Halloween - Allerseelen - Totensonntag
Einleitung
Von einem kahlen Ast herab baumelt, klappernd im Herbstwind, das Skelett eines Erhängten. It´s schocking time in einem der Vororte von Washington DC. Die Amerikaner sind uns - wie immer - ein Stück voraus. Halloween ist dort längst mehr als ein herbstlicher Karneval für Kinder, die gruselig verkleidet mit ihrem dreisten "Trick or Treat" Süßigkeiten erbetteln oder sich mehr oder weniger harmlose Streiche erlauben.

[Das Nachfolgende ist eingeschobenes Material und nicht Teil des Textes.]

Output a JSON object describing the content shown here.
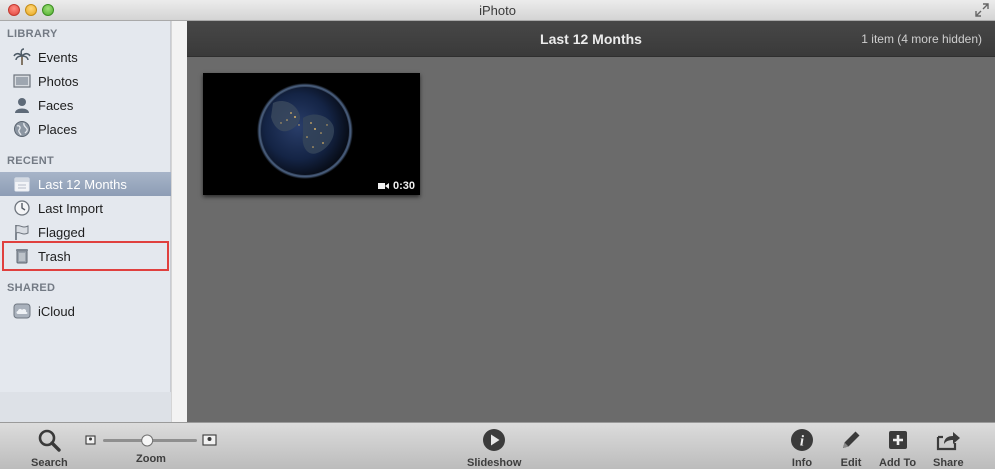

Halloween - It's shocking time
Selbst biedere Familienväter, die sich früher damit begnügten, ihre Häuser mit Kürbisfratzen zu schmücken, überziehen jetzt ihre sonst so sorgsam gehüteten Blumenrabatten mit Spinnenweben und verwandeln ihren Gartenteich mit rotem Farbpulver in eine riesigen Blutlache.
Und natürlich lassen sich auch die Jugendlichen und jungen Erwachsenen diese Gelegenheit zur Provokation nicht entgehen. Inspiriert vom Hollywood-Horror, streifen sie mit blutigen Äxten, den Attrappen angehackter Gliedmaßen, Freddy-Krüger Masken oder als Zombies verkleidet um die Häuserblocks. Oder veranstalten illegale Friedhofs-Partys.
Dass die Grusel-Welle mittlerweile über den Atlantik geschwappt ist, ist ein schönes Beispiel für die McDonaldisierung unserer Gesellschaft. Denn der Fast-Food-Konzern hat tatsächlich einiges dazu beigetragen, dass der herbstliche Horror-Gag bei uns so beliebt wurde.
Aber auch andere Wirtschaftszweige sind längst auf den orange-schwarzen Zug aufgesprungen und haben mit einer Flut von Festartikeln in unglaublicher Schnelligkeit eine marktgerechte Halloween-Version bei uns eingebürgert.

Halloween - Nacht
Nachdem z.B. Berliner Geschäfte im Jahr 2001 eine 300%ige Umsatzsteigerung von Halloween-Utensilien verzeichneten, ist der Geistertag für die Wirtschaft zum drittwichtigsten Fest des Jahres geworden. Mit großer Selbstverständlichkeit wurde der neue Termin auch in die Pläne von Schulen und Kindergärten integriert. Und sogar Vereine in entlegenen Dörfern laden mittlerweile in der Halloween - Nacht ein zur Vampir-Disco mit Schocktails.
Natürlich ruft dieser Boom auch Widerstände auf den Plan. Während einige Stimmen genervt fragen, ob man denn wirklich jeden amerikanischen Klamauk nachahmen muss, lehnen manche Christenmenschen das Fest ab, sei es weil sie in der neuen Mode einen Angriff auf die christliche Kultur des Abendlandes sehen oder weil sie die Möglichkeit wittern, wieder einmal kirchliches Profil zu zeigen. Denn Halloween sei ein heidnischen Fest, so mutmaßen sie, und wissen zu berichten, dass früher in dieser Nacht finstere Opferrituale durchgeführt wurden. Und so ist schnell der Bogen zum Satanismus geschlagen.

Gothic - Szene
Tatsächlich wird Halloween von einigen Vertretern der "schwarzen Szene" oder der sogenannten "neuen Hexen" für sich vereinnahmt. Sie finden sich dabei bisweilen in einer seltsamen Allianz mit manchen der christlichen Fundamentalisten: Hemmungslos tragen sie ihre Phantasmagorien in eine vermeintlich historische Festgestalt ein.